Vasta parte del territorio di Caltanissetta, insieme a quelli di Enna ed Agrigento, in un periodo relativamente recente è stato sottoposto ad un intenso sfruttamento del sottosuolo, notoriamente ricco di zolfo. Tale situazione ha fortemente caratterizzato lo sviluppo di Caltanissetta, apportando benessere e contribuendo in maniera determinante all’attuale assetto della città. Come è noto a tutti, c’era anche un rovescio della medaglia: le condizioni di sicurezza all’interno delle miniere non erano certamente adeguate, e troppo spesso si verificavano delle tragedie che coinvolgevano i minatori impiegati con gravi ripercussioni sulle famiglie colpite. Per commemorare tutti i minatori periti, su proposta dell’associazione “Amici della Miniera“ da tempo il Comune di Caltanissetta ogni 12 novembre organizza una cerimonia al Cimitero dei Carusi, sorto proprio per offrire pietosa sepoltura agli sventurati minatori scomparsi in seguito al disastro avvenuto alla miniera Gessolungo il 12 novembre del 1881.

Recentemente anche il Presidente della Regione ha istituito la “Giornata della Memoria” scegliendo simbolicamente la data suindicata per ricordare i minatori e i Carusi che hanno perso la vita in miniera. I nomi dei caduti il 12/11/1881 sono incisi ad imperitura memoria su delle lapidi collocate al Cimitero dei Carusi, insieme a quelli che hanno perso la vita alla miniera Trabonella nel 1911. Purtroppo ad oggi nessuno ha mai pensato di commemorare i minatori scomparsi nel disastro avvenuto il 6 giugno 1882 alla miniera JUNCIO – TUMMINELLI, dunque solo pochi mesi dopo quello della Gessolungo, i cui poveri resti sono stati sepolti proprio al Cimitero dei Carusi.

Le cronache dell’epoca riportano che “un vagone carico di zolfo del peso di 12 quintali circa saliva dalla stazione interna della miniera Tumminelli sopra un piano inclinato della lunghezza di 190 metri.
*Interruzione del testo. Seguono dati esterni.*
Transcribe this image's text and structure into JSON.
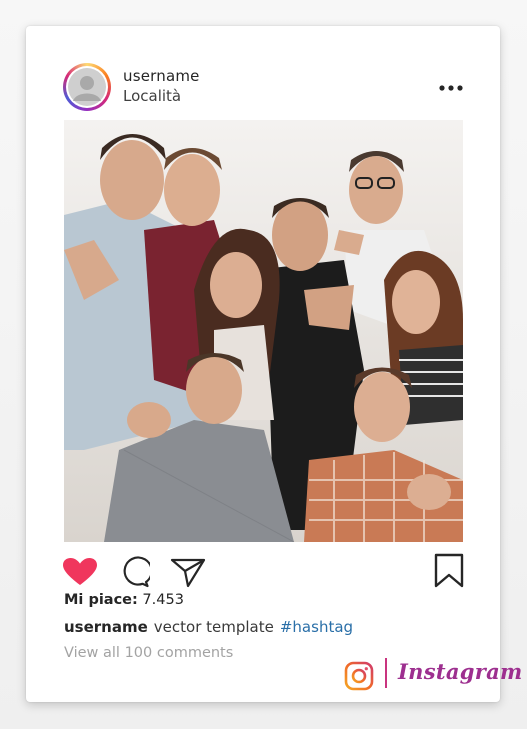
{
  "post": {
    "username": "username",
    "location": "Località",
    "photo_alt": "",
    "likes_label": "Mi piace:",
    "likes_count": "7.453",
    "caption_user": "username",
    "caption_text": "vector template",
    "caption_hashtag": "#hashtag",
    "view_comments": "View all 100 comments"
  },
  "brand": {
    "wordmark": "Instagram"
  },
  "icons": {
    "more": "more-options-icon",
    "like": "heart-icon",
    "comment": "comment-icon",
    "share": "share-icon",
    "save": "bookmark-icon",
    "brand": "instagram-logo-icon"
  },
  "colors": {
    "like": "#f0365d",
    "hashtag": "#2a6fa8",
    "brand_purple": "#9d2f8f",
    "brand_orange": "#f06a2a"
  }
}
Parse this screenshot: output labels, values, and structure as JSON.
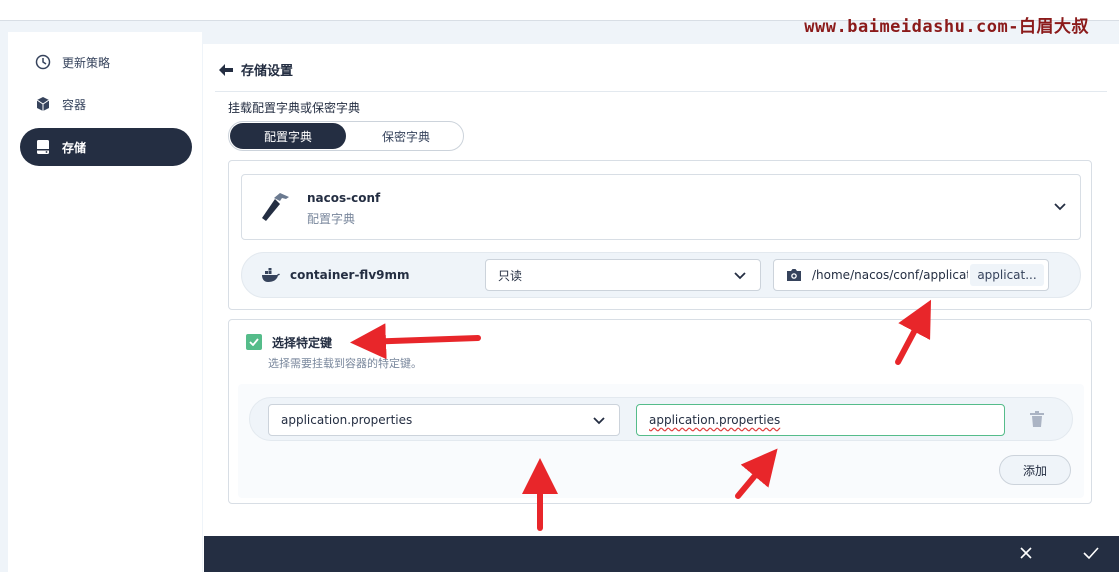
{
  "watermark": "www.baimeidashu.com-白眉大叔",
  "sidebar": {
    "items": [
      {
        "label": "更新策略",
        "icon": "update-strategy-icon"
      },
      {
        "label": "容器",
        "icon": "container-icon"
      },
      {
        "label": "存储",
        "icon": "storage-icon",
        "active": true
      }
    ]
  },
  "page": {
    "back_title": "存储设置",
    "mount_label": "挂载配置字典或保密字典",
    "tabs": [
      {
        "label": "配置字典",
        "active": true
      },
      {
        "label": "保密字典",
        "active": false
      }
    ]
  },
  "config": {
    "name": "nacos-conf",
    "type": "配置字典",
    "icon": "hammer-icon"
  },
  "mount": {
    "container": "container-flv9mm",
    "mode": "只读",
    "path": "/home/nacos/conf/application.properties",
    "sub_path_tag": "applicat..."
  },
  "keys": {
    "checkbox_label": "选择特定键",
    "checkbox_desc": "选择需要挂载到容器的特定键。",
    "checked": true,
    "rows": [
      {
        "key": "application.properties",
        "path": "application.properties"
      }
    ],
    "add_label": "添加"
  },
  "colors": {
    "primary_dark": "#242e42",
    "accent_green": "#55bc8a",
    "annotation_red": "#e8262a",
    "watermark": "#8b1a1a"
  }
}
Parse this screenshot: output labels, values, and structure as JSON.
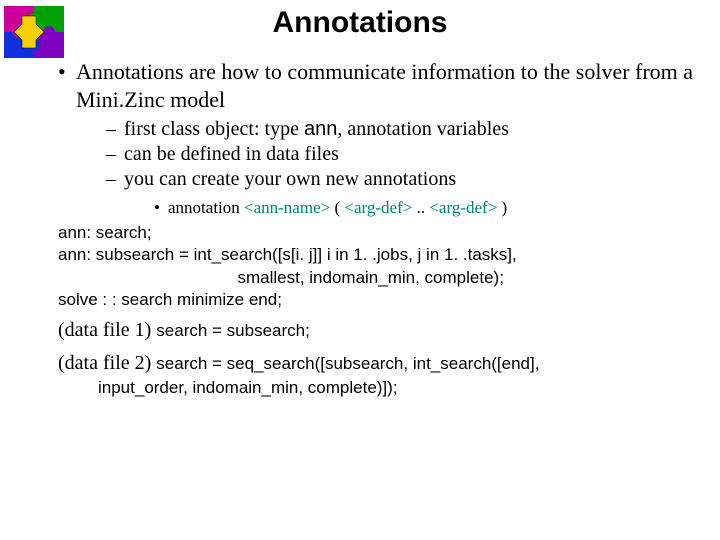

A 20 metri dall’imbocco della galleria spezzatasi la fune metallica, onde era legato alla macchina a vapore, il vagone rifece la strada con tale velocità che per l’attrito violento delle ruote con le laminette di ferro sviluppossi un forte calore, il quale, cagionando l’accensione del pulvisculo, produsse la anidride solforosa. Questa sospinta dall’aria, che entrava dall’imbocco della galleria, invadendo l’interno della miniera arrecò la morte istantanea a 13 infelici operai, e ben 80 temporaneamente inabili al lavoro, alcuni con maggiore, altri con minor pericolo di vita”.

Nell’immediato il prefetto dell’epoca mise subito a disposizione la somma di L. 4000, su mandato dei Ministeri dell’Interno e dell’Agricoltura, Industria e Commercio. Fu anche costituito un Comitato di soccorso che fece appello alla sensibilità ed alla generosità dei cittadini nisseni, per offrire sostentamento alle numerose famiglie coinvolte. Il prossimo 6 giugno ricorre dunque il 140º anniversario della tragedia, e credo possa essere la giusta occasione per onorare anche questi minatori, accomunandoli a tutti i loro sfortunati colleghi che hanno perso la vita alla ricerca di un futuro migliore.

Chiedo dunque all’Amministrazione di voler apporre al Cimitero dei Carusi una lapide che riporti la data ed i nominativi dei minatori vittime della tragedia del 6 giugno 1882 alla miniera Juncio – Tumminelli.